La suspensión del evento más representativo de Allen revela la gravedad de la situación financiera del municipio. La crisis se atribuye directamente a los «desorbitantes gastos» ejecutados en la edición anterior de la Fiesta de la Pera, calificada como «histórica» por el intendente Marcelo Román.
Los gastos que llevaron al «Cataclismo económico»
La última edición de la Fiesta de la Pera habría dejado las arcas municipales al borde del colapso debido a una serie de gastos abultados y cuestionados:
- Contrataciones millonarias de bandas.
- Incrementos salariales muy por encima del promedio nacional.
- Gastos abultados en publicidad y asesorías externas.
Una fuente del gobierno local reconoció que «no hay plata». El panorama es tan delicado que el municipio ni siquiera ha podido pagarle al proveedor de sonido de la fiesta anterior, una deuda que asciende a varios millones. Otros proveedores también estarían a la espera del cobro de compromisos impagos.

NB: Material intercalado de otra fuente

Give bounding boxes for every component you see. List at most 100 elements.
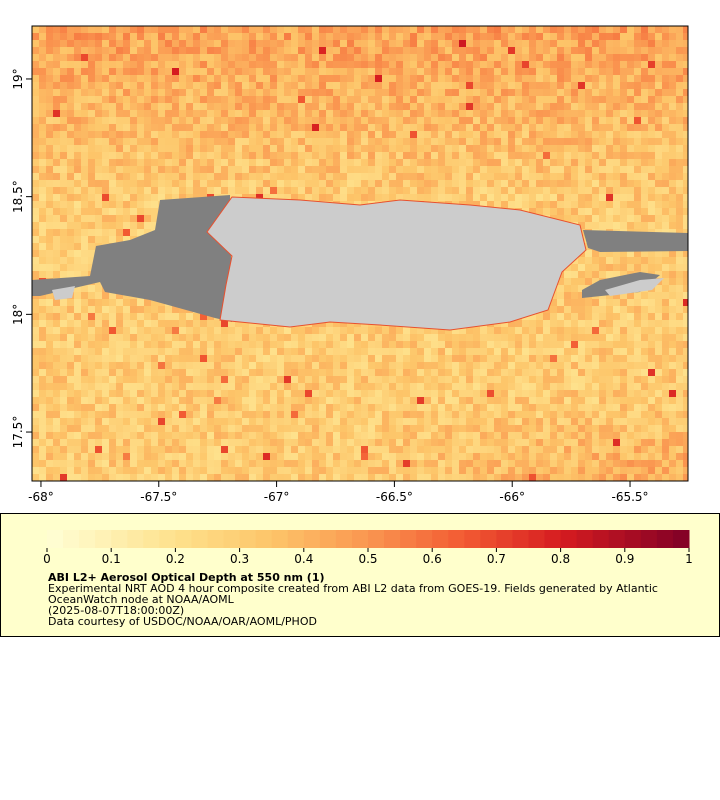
raster-cell (242, 68, 249, 75)
raster-cell (67, 369, 74, 376)
raster-cell (193, 61, 200, 68)
raster-cell (277, 68, 284, 75)
raster-cell (389, 75, 396, 82)
raster-cell (242, 180, 249, 187)
raster-cell (333, 376, 340, 383)
raster-cell (137, 362, 144, 369)
raster-cell (543, 152, 550, 159)
raster-cell (95, 138, 102, 145)
raster-cell (144, 334, 151, 341)
raster-cell (564, 208, 571, 215)
raster-cell (669, 369, 676, 376)
raster-cell (487, 376, 494, 383)
raster-cell (67, 96, 74, 103)
raster-cell (655, 285, 662, 292)
raster-cell (389, 159, 396, 166)
raster-cell (172, 82, 179, 89)
raster-cell (249, 89, 256, 96)
raster-cell (326, 117, 333, 124)
raster-cell (298, 194, 305, 201)
raster-cell (242, 96, 249, 103)
raster-cell (676, 194, 683, 201)
raster-cell (501, 61, 508, 68)
raster-cell (32, 369, 39, 376)
raster-cell (459, 110, 466, 117)
raster-cell (599, 306, 606, 313)
raster-cell (662, 222, 669, 229)
raster-cell (193, 47, 200, 54)
raster-cell (277, 110, 284, 117)
raster-cell (172, 376, 179, 383)
raster-cell (445, 187, 452, 194)
raster-cell (655, 292, 662, 299)
raster-cell (95, 292, 102, 299)
raster-cell (277, 75, 284, 82)
raster-cell (354, 159, 361, 166)
raster-cell (613, 61, 620, 68)
raster-cell (53, 250, 60, 257)
raster-cell (368, 159, 375, 166)
raster-cell (88, 334, 95, 341)
raster-cell (557, 390, 564, 397)
raster-cell (669, 348, 676, 355)
raster-cell (32, 152, 39, 159)
raster-cell (473, 96, 480, 103)
raster-cell (109, 362, 116, 369)
raster-cell (571, 47, 578, 54)
raster-cell (382, 47, 389, 54)
raster-cell (389, 180, 396, 187)
raster-cell (200, 33, 207, 40)
raster-cell (39, 383, 46, 390)
raster-cell (396, 26, 403, 33)
raster-cell (515, 61, 522, 68)
raster-cell (459, 383, 466, 390)
raster-cell (515, 383, 522, 390)
raster-cell (284, 348, 291, 355)
raster-cell (39, 166, 46, 173)
raster-cell (326, 334, 333, 341)
raster-cell (655, 173, 662, 180)
raster-cell (508, 110, 515, 117)
raster-cell (340, 117, 347, 124)
raster-cell (298, 187, 305, 194)
raster-cell (235, 75, 242, 82)
raster-cell (95, 166, 102, 173)
raster-cell (487, 96, 494, 103)
raster-cell (158, 355, 165, 362)
raster-cell (445, 138, 452, 145)
raster-cell (144, 54, 151, 61)
raster-cell (151, 166, 158, 173)
raster-cell (655, 222, 662, 229)
raster-cell (95, 341, 102, 348)
raster-cell (172, 180, 179, 187)
raster-cell (291, 166, 298, 173)
raster-cell (74, 47, 81, 54)
raster-cell (102, 292, 109, 299)
raster-cell (578, 145, 585, 152)
raster-cell (529, 390, 536, 397)
raster-cell (95, 89, 102, 96)
raster-cell (151, 96, 158, 103)
raster-cell (200, 61, 207, 68)
raster-cell (95, 208, 102, 215)
raster-cell (452, 26, 459, 33)
raster-cell (179, 40, 186, 47)
raster-cell (333, 131, 340, 138)
raster-cell (620, 159, 627, 166)
raster-cell (193, 376, 200, 383)
raster-cell (347, 61, 354, 68)
raster-cell (123, 152, 130, 159)
raster-cell (88, 313, 95, 320)
raster-cell (501, 362, 508, 369)
raster-cell (613, 180, 620, 187)
raster-cell (277, 369, 284, 376)
raster-cell (445, 131, 452, 138)
raster-cell (340, 33, 347, 40)
raster-cell (39, 341, 46, 348)
raster-cell (550, 82, 557, 89)
raster-cell (60, 145, 67, 152)
raster-cell (291, 348, 298, 355)
raster-cell (529, 362, 536, 369)
raster-cell (109, 103, 116, 110)
raster-cell (298, 117, 305, 124)
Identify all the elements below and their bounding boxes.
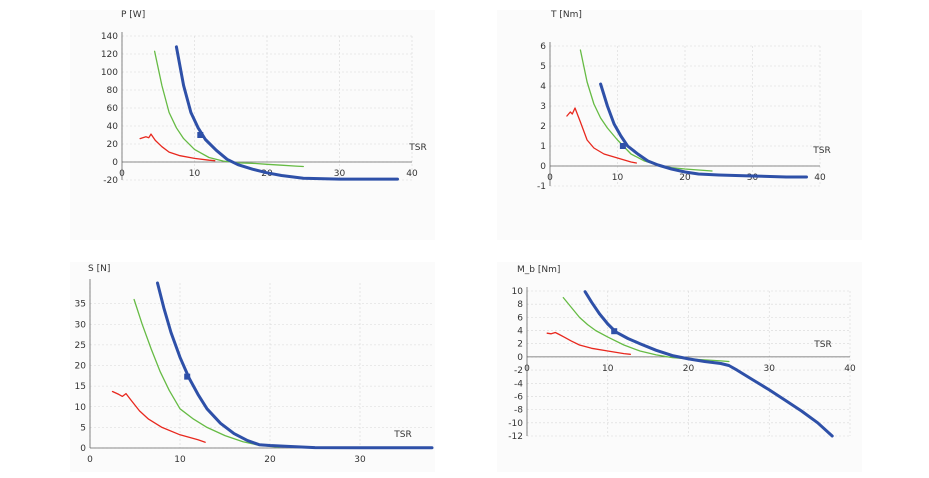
- y-tick-label: 80: [107, 86, 119, 96]
- y-tick-label: 2: [517, 340, 523, 350]
- x-tick-label: 0: [87, 455, 93, 465]
- power-chart: -20020406080100120140010203040P [W]TSR: [101, 10, 427, 186]
- series-line-1: [579, 49, 713, 172]
- y-tick-label: 25: [75, 341, 86, 351]
- thrust-chart: 0 5 10 15 20 25 30 35 0 10 20 30 S [N] TSR: [75, 264, 434, 465]
- y-tick-label: 4: [540, 82, 546, 92]
- y-tick-label: 0: [112, 158, 118, 168]
- x-axis-label: TSR: [393, 430, 411, 440]
- y-tick-label: -12: [508, 432, 523, 442]
- y-tick-label: 140: [101, 32, 118, 42]
- y-tick-label: 4: [517, 327, 523, 337]
- series-line-2: [156, 281, 434, 450]
- y-tick-label: 0: [540, 162, 546, 172]
- y-tick-label: 20: [107, 140, 119, 150]
- y-tick-label: -10: [508, 419, 523, 429]
- series-line-0: [546, 331, 632, 355]
- operating-point-marker: [611, 328, 618, 335]
- y-tick-label: 6: [540, 42, 546, 52]
- y-tick-label: 5: [540, 62, 546, 72]
- x-tick-label: 20: [683, 364, 695, 374]
- y-axis-label: P [W]: [121, 10, 145, 20]
- y-tick-label: 20: [75, 362, 87, 372]
- y-tick-label: 3: [540, 102, 546, 112]
- series-line-2: [583, 290, 834, 438]
- x-tick-label: 30: [747, 173, 759, 183]
- series-line-1: [562, 296, 730, 363]
- y-tick-label: -1: [537, 182, 546, 192]
- x-axis-label: TSR: [408, 143, 426, 153]
- operating-point-marker: [184, 373, 191, 380]
- series-line-1: [153, 50, 304, 168]
- y-tick-label: 60: [107, 104, 119, 114]
- x-tick-label: 20: [679, 173, 691, 183]
- series-line-0: [111, 390, 206, 443]
- panel-background-power: [70, 10, 435, 240]
- x-tick-label: 40: [814, 173, 826, 183]
- y-tick-label: -6: [514, 392, 523, 402]
- y-tick-label: -2: [514, 366, 523, 376]
- series-line-2: [174, 45, 399, 181]
- y-tick-label: 35: [75, 300, 86, 310]
- x-tick-label: 10: [189, 169, 201, 179]
- y-tick-label: 0: [517, 353, 523, 363]
- bending-moment-chart: -12-10-8-6-4-20246810010203040M_b [Nm]TS…: [508, 265, 856, 442]
- operating-point-marker: [619, 143, 626, 149]
- x-tick-label: 10: [612, 173, 624, 183]
- x-tick-label: 10: [174, 455, 186, 465]
- y-tick-label: 40: [107, 122, 119, 132]
- x-tick-label: 40: [406, 169, 418, 179]
- panel-background-bending-moment: [497, 262, 862, 472]
- y-tick-label: 5: [80, 423, 86, 433]
- y-axis-label: M_b [Nm]: [517, 265, 560, 275]
- operating-point-marker: [197, 132, 204, 138]
- y-axis-label: S [N]: [88, 264, 110, 274]
- series-line-0: [566, 107, 638, 164]
- y-axis-label: T [Nm]: [550, 10, 582, 20]
- y-tick-label: 8: [517, 300, 523, 310]
- y-tick-label: 6: [517, 313, 523, 323]
- x-tick-label: 10: [602, 364, 614, 374]
- y-tick-label: 2: [540, 122, 546, 132]
- x-axis-label: TSR: [813, 340, 831, 350]
- x-tick-label: 30: [764, 364, 776, 374]
- x-tick-label: 30: [334, 169, 346, 179]
- y-tick-label: 30: [75, 320, 87, 330]
- y-tick-label: 120: [101, 50, 118, 60]
- y-tick-label: 1: [540, 142, 546, 152]
- x-axis-label: TSR: [812, 146, 830, 156]
- panel-background-thrust: [70, 262, 435, 472]
- panel-background-torque: [497, 10, 862, 240]
- x-tick-label: 30: [354, 455, 366, 465]
- x-tick-label: 40: [844, 364, 856, 374]
- y-tick-label: 100: [101, 68, 118, 78]
- y-tick-label: -4: [514, 379, 523, 389]
- y-tick-label: -8: [514, 406, 523, 416]
- series-line-0: [139, 133, 216, 162]
- y-tick-label: -20: [103, 176, 118, 186]
- series-line-1: [133, 298, 280, 448]
- y-tick-label: 10: [75, 403, 87, 413]
- torque-chart: -10123456010203040T [Nm]TSR: [537, 10, 831, 192]
- series-line-2: [599, 82, 808, 179]
- y-tick-label: 10: [512, 287, 524, 297]
- y-tick-label: 15: [75, 382, 86, 392]
- x-tick-label: 20: [264, 455, 276, 465]
- y-tick-label: 0: [80, 444, 86, 454]
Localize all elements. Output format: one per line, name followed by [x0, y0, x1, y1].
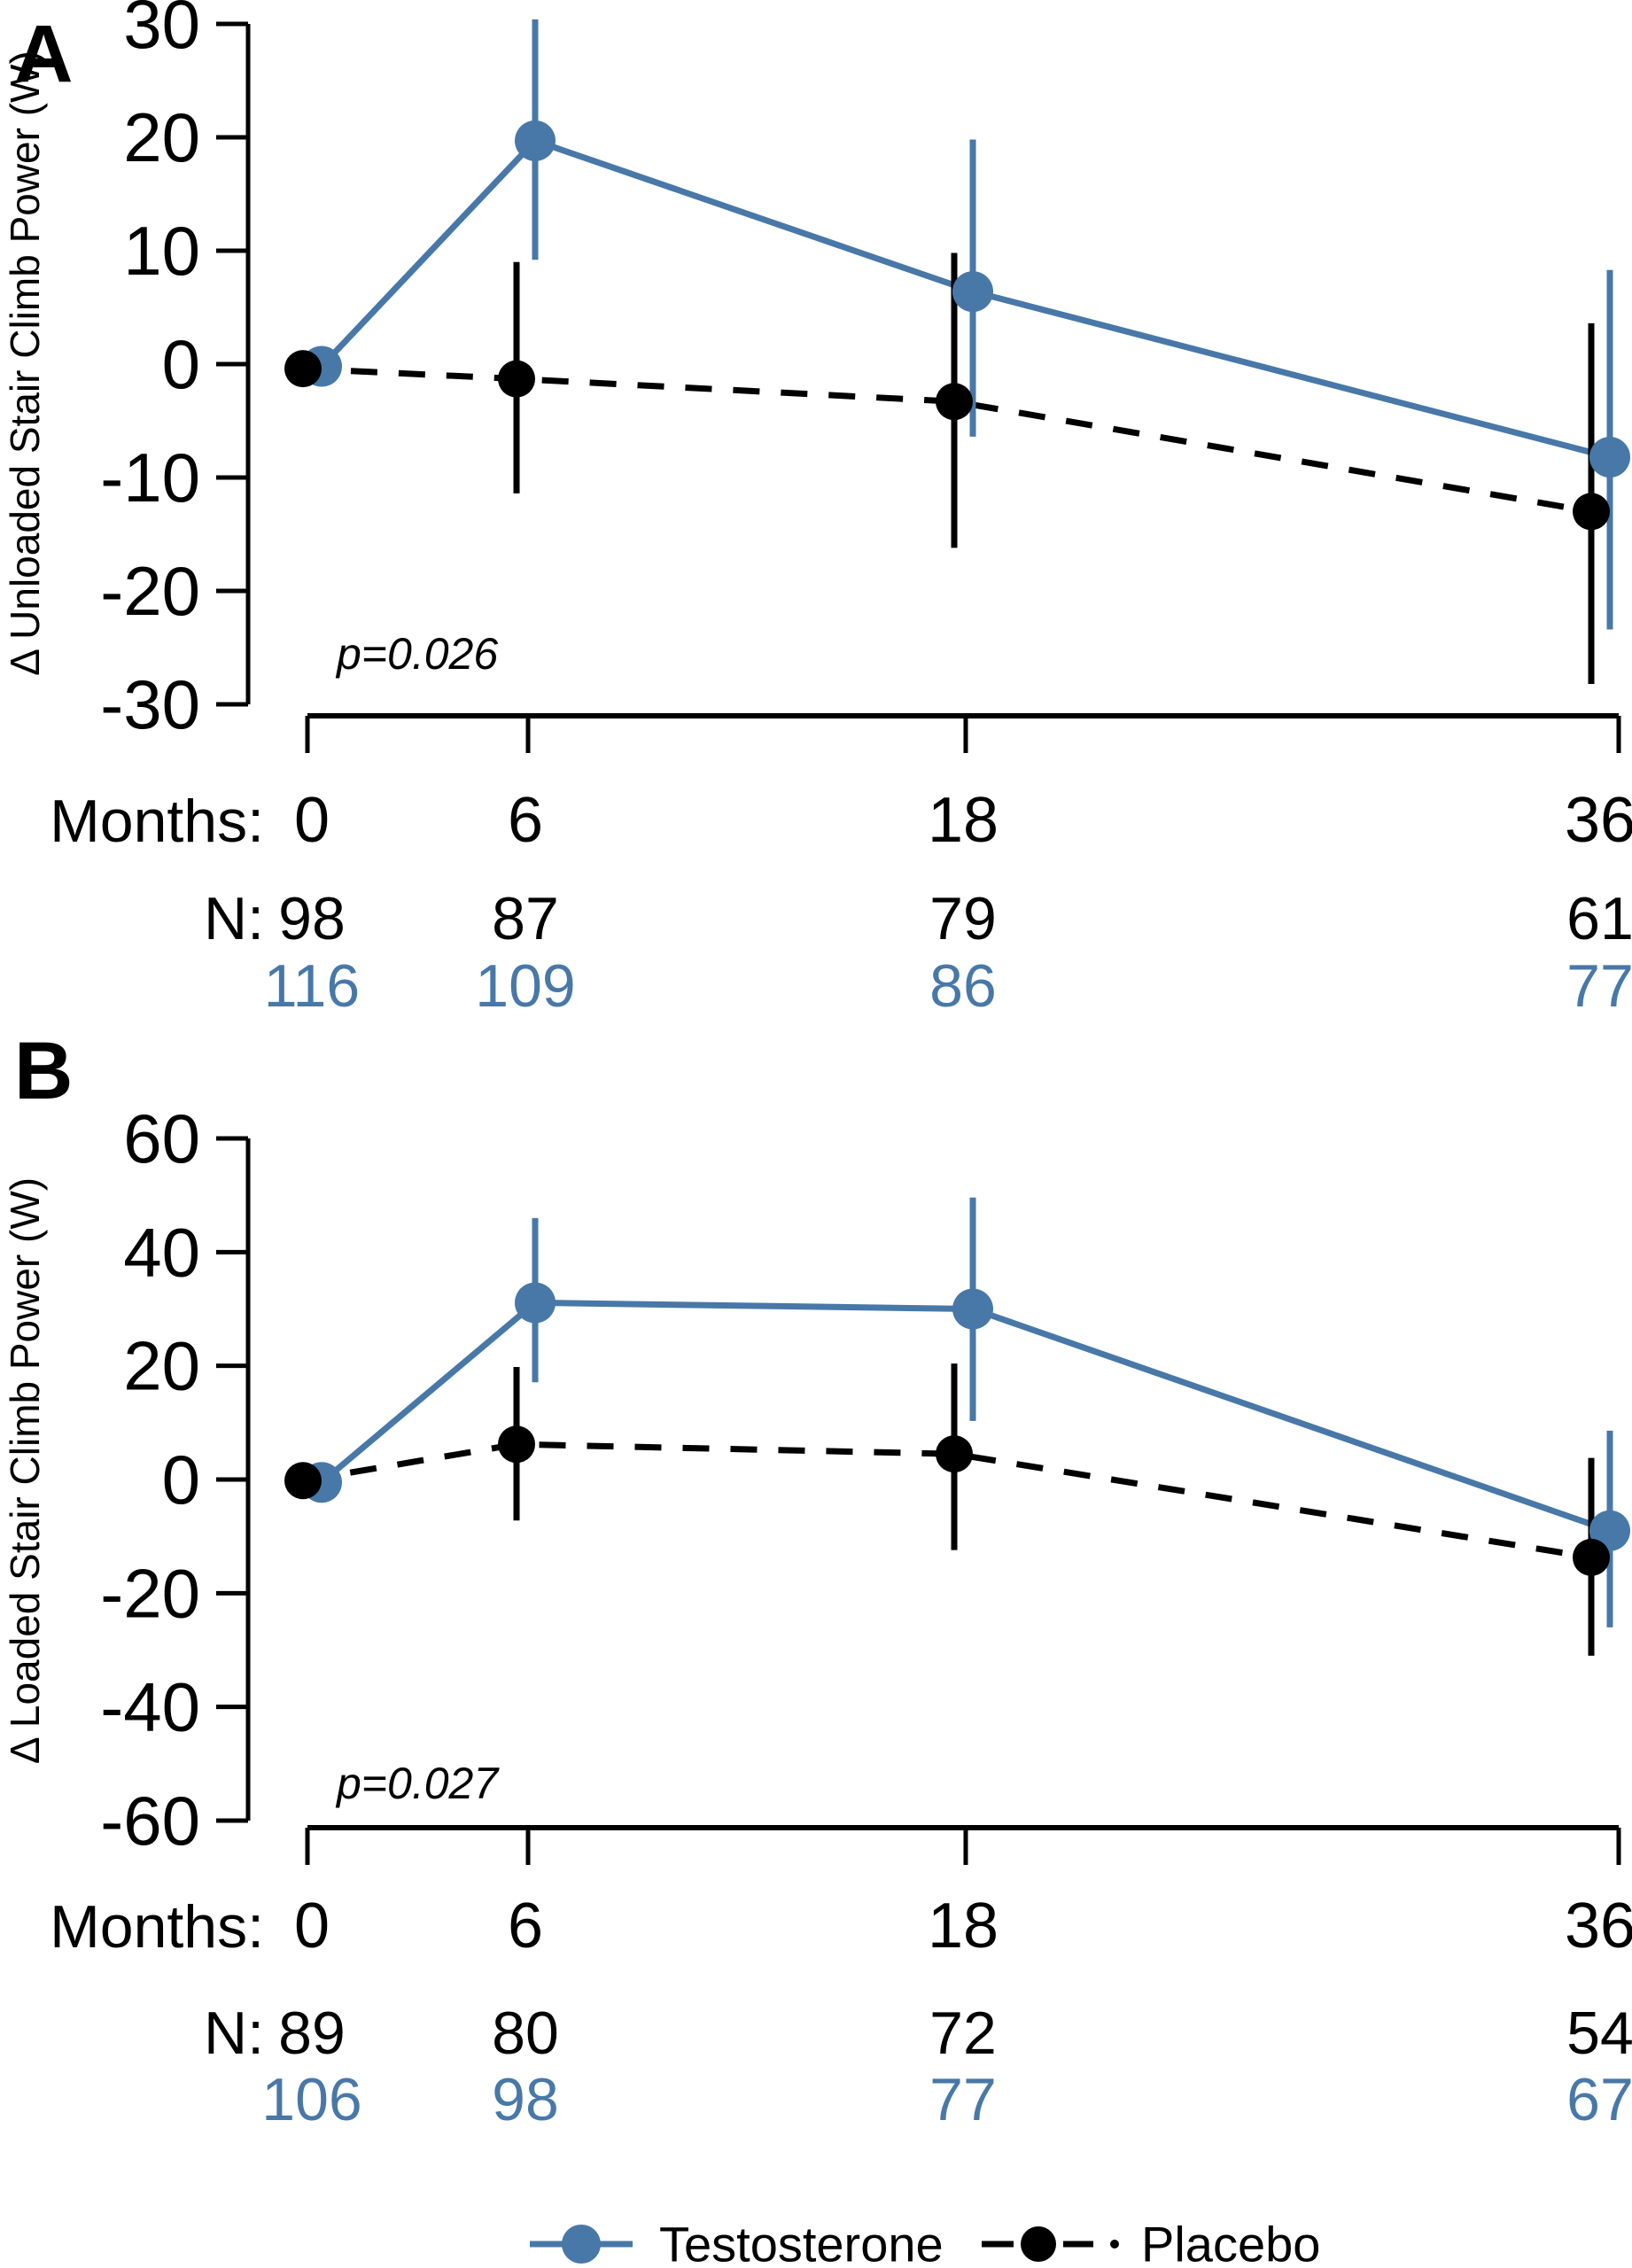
months-row-label: Months: [50, 1893, 264, 1961]
data-point-testosterone-18mo [952, 271, 993, 313]
data-point-testosterone-18mo [952, 1288, 993, 1330]
n-count-placebo: 61 [1566, 885, 1632, 952]
n-row-label: N: [204, 885, 264, 952]
n-count-testosterone: 98 [492, 2066, 559, 2133]
data-point-testosterone-6mo [515, 120, 556, 161]
y-tick-label: -60 [100, 1782, 200, 1860]
data-point-testosterone-6mo [515, 1282, 556, 1324]
month-tick-label: 6 [508, 1891, 543, 1961]
n-count-placebo: 79 [929, 885, 997, 952]
series-line-testosterone [319, 1299, 1612, 1534]
month-tick-label: 18 [928, 1891, 999, 1961]
data-point-placebo-0mo [284, 350, 322, 388]
month-tick-label: 0 [294, 1891, 330, 1961]
data-point-placebo-6mo [498, 1425, 535, 1464]
month-tick-label: 0 [294, 785, 330, 856]
data-point-placebo-6mo [498, 360, 535, 398]
y-tick-label: 20 [123, 1327, 200, 1405]
y-tick-label: 30 [123, 0, 200, 63]
n-count-placebo: 54 [1566, 2000, 1632, 2067]
data-point-placebo-18mo [936, 1435, 973, 1473]
y-tick-label: -20 [100, 552, 200, 630]
y-tick-label: 0 [162, 1441, 200, 1518]
panel-letter: A [14, 9, 73, 99]
n-count-placebo: 80 [492, 2000, 559, 2067]
y-tick-label: -20 [100, 1554, 200, 1632]
legend-placebo-dot-small-icon [1110, 2240, 1119, 2249]
n-count-testosterone: 106 [261, 2066, 361, 2133]
y-tick-label: 10 [123, 212, 200, 290]
y-tick-label: 0 [162, 325, 200, 403]
y-tick-label: -10 [100, 439, 200, 517]
p-value-label: p=0.027 [335, 1759, 500, 1808]
n-count-testosterone: 77 [1566, 952, 1632, 1020]
data-point-testosterone-36mo [1589, 436, 1630, 478]
n-count-testosterone: 67 [1566, 2066, 1632, 2133]
n-count-testosterone: 77 [929, 2066, 997, 2133]
n-count-testosterone: 86 [929, 952, 997, 1020]
p-value-label: p=0.026 [335, 629, 498, 679]
y-tick-label: 60 [123, 1099, 200, 1177]
n-count-placebo: 72 [929, 2000, 997, 2067]
data-point-placebo-0mo [284, 1462, 322, 1500]
data-point-placebo-36mo [1573, 493, 1610, 531]
n-count-placebo: 98 [278, 885, 346, 952]
y-tick-label: -40 [100, 1668, 200, 1746]
series-line-placebo [302, 365, 1592, 515]
panel-letter: B [14, 1026, 73, 1116]
data-point-placebo-18mo [936, 383, 973, 421]
y-tick-label: 20 [123, 98, 200, 176]
series-line-placebo [302, 1441, 1592, 1561]
n-count-placebo: 87 [492, 885, 559, 952]
month-tick-label: 36 [1565, 785, 1632, 856]
data-point-placebo-36mo [1573, 1538, 1610, 1576]
y-tick-label: -30 [100, 665, 200, 743]
month-tick-label: 6 [508, 785, 543, 856]
legend: Testosterone Placebo [530, 2217, 1320, 2268]
month-tick-label: 36 [1565, 1891, 1632, 1961]
panel-A: AΔ Unloaded Stair Climb Power (W) 30 20 10 0… [2, 0, 1632, 1020]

La medida, si bien parece sorpresiva y negativa, es un acto de responsabilidad frente a la crisis. En General Roca la irresponsabilidad de la municipalidad se hace notar. En el consejo deliberante aprobaron un presupuesto que duplica la recaudación que el municipio tiene mediante impuestos, una futura deuda para los roquenses. A pesar de esto, Maria Emilia Soria traerá para la Fiesta de la Manzana artistas que cobran miles de dólares por tocar 45 minutos. Decisiones que solo una progresista que se dedicó toda la vida a la política, y no sabe lo que es generar dinero, puede tomar; Eso si, con el dinero de los contribuyentes.